The Insurance Corporation of British Columbia (ICBC) has been in the spotlight recently after a 2017 report found the public insurer is in financial danger. Now, an economics leader has said the current situation the insurer finds itself in is “unsustainable” and that its problems are from causes it cannot affect.
When the report was published, it was suggested the B.C. standard auto insurance provider would have to increase premiums by 30% just to survive. During 2016-17, the ICBC lost a record $889 million, and projections for last year suggest the company will lose $1.3 billion when its financial year ends.
The loss will account for 23% of the company’s claims revenue. The situation has been blamed on rising claims costs and the frequency of collisions. The current NDP government in B.C. also laid the blame at the former liberal government for taking nearly $2 billion for ICBC when the company had a surplus.
Numerous policies have been set in motion to ease the burden on the company, such as capping minor injury claims, although the B.C. government has rejected calls to introduce private companies into the market to stimulate competition.

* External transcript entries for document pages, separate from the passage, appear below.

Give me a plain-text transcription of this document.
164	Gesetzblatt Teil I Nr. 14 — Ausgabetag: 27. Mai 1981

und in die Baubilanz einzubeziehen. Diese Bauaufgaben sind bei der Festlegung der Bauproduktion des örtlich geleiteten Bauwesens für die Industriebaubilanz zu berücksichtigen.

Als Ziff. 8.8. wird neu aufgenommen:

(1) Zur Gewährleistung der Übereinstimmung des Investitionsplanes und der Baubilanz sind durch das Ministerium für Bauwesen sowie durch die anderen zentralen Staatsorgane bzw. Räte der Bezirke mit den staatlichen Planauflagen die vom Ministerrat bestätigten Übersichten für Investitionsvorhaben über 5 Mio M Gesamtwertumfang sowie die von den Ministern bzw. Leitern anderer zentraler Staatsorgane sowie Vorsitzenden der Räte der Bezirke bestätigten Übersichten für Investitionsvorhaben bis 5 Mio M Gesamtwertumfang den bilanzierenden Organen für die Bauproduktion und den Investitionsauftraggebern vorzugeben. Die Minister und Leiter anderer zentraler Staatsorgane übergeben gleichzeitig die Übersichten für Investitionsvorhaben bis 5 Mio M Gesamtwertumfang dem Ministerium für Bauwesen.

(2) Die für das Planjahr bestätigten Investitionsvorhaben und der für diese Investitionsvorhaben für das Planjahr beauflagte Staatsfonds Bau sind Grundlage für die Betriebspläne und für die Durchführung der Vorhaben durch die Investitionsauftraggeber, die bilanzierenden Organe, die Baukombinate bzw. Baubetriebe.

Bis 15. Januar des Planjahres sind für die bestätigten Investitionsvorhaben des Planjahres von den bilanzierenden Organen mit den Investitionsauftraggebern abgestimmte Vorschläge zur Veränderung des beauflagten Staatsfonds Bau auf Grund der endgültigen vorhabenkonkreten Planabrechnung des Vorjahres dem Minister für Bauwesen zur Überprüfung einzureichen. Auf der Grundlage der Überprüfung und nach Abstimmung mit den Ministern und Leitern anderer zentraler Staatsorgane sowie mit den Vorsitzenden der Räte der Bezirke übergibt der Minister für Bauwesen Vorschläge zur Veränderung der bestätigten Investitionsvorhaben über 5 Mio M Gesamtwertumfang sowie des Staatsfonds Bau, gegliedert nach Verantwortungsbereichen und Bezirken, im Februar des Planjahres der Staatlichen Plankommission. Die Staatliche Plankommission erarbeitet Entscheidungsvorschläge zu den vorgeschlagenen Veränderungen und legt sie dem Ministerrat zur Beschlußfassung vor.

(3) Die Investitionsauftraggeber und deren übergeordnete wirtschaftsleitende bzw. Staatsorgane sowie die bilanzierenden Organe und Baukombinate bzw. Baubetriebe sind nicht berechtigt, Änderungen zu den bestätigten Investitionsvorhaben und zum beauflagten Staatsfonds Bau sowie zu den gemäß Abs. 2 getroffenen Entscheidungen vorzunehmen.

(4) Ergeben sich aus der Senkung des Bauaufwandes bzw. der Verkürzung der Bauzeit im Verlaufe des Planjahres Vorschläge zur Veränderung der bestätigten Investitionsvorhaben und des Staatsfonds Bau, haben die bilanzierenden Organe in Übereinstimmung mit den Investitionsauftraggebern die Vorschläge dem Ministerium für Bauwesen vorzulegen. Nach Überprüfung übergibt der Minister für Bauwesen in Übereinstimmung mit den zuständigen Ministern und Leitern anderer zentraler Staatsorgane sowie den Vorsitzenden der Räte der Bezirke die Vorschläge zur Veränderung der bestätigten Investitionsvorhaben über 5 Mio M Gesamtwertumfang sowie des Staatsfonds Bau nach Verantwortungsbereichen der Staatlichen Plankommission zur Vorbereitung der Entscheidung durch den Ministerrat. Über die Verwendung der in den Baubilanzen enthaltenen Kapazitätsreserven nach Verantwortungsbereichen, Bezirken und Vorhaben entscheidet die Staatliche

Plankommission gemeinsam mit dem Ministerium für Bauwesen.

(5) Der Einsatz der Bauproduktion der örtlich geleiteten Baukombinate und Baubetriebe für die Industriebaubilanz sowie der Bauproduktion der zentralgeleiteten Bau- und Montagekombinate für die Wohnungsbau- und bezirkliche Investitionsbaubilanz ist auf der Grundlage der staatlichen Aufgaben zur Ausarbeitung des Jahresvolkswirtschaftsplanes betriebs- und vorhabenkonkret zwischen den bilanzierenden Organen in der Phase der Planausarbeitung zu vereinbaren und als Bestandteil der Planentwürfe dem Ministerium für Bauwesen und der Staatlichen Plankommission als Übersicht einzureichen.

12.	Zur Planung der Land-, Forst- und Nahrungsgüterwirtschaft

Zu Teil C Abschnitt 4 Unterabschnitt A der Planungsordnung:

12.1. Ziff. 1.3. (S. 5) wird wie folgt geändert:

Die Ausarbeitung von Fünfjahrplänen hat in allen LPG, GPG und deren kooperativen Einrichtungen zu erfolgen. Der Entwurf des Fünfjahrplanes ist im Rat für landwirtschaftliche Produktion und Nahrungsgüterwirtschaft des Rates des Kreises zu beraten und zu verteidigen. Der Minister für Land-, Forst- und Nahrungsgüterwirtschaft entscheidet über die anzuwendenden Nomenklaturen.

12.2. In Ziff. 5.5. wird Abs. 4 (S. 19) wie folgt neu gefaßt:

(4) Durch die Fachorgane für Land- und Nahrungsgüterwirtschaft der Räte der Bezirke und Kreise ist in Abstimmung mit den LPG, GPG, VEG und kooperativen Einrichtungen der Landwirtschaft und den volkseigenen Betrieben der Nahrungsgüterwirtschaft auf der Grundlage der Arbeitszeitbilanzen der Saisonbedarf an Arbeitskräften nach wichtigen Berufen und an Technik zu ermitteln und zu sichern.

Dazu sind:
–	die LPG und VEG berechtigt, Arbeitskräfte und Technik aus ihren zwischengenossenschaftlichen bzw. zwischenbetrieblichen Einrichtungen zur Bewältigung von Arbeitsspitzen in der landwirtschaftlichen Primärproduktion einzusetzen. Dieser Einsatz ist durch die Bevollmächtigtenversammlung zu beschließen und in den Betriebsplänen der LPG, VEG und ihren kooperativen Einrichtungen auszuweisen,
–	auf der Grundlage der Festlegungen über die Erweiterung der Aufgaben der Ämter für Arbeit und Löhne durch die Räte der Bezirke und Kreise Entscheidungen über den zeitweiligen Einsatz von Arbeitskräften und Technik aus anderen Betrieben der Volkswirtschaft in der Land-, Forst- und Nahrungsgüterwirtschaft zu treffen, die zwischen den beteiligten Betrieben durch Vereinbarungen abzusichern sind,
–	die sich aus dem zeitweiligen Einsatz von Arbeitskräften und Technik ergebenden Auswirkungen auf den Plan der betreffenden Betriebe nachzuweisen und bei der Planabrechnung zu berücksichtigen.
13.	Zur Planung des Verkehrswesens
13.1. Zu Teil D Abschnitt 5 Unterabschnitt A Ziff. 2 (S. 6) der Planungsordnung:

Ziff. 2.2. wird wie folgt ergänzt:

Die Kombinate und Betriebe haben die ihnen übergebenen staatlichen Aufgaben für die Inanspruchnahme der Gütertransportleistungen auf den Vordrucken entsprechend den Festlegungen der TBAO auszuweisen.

John Chant, professor emeritus of economics at Simon Fraser University, has suggested many of the factors that caused the ICBC problems are not things it can solve.
The corporation is “a victim of both an unfriendly environment and misguided provincial government policies,” Chant noted.
“Were ICBC to fail, it would be much more damaging because of its size (its annual premiums total over $5.0 billion) and because it is the only supplier of compulsory (basic) insurance in British Columbia,” he said.
“ICBC’s financial position is unsustainable. The current government deserves credit for bringing the issue forward and seeking informed advice. Band-aid solutions will not be enough to fix its problems,” Chant added.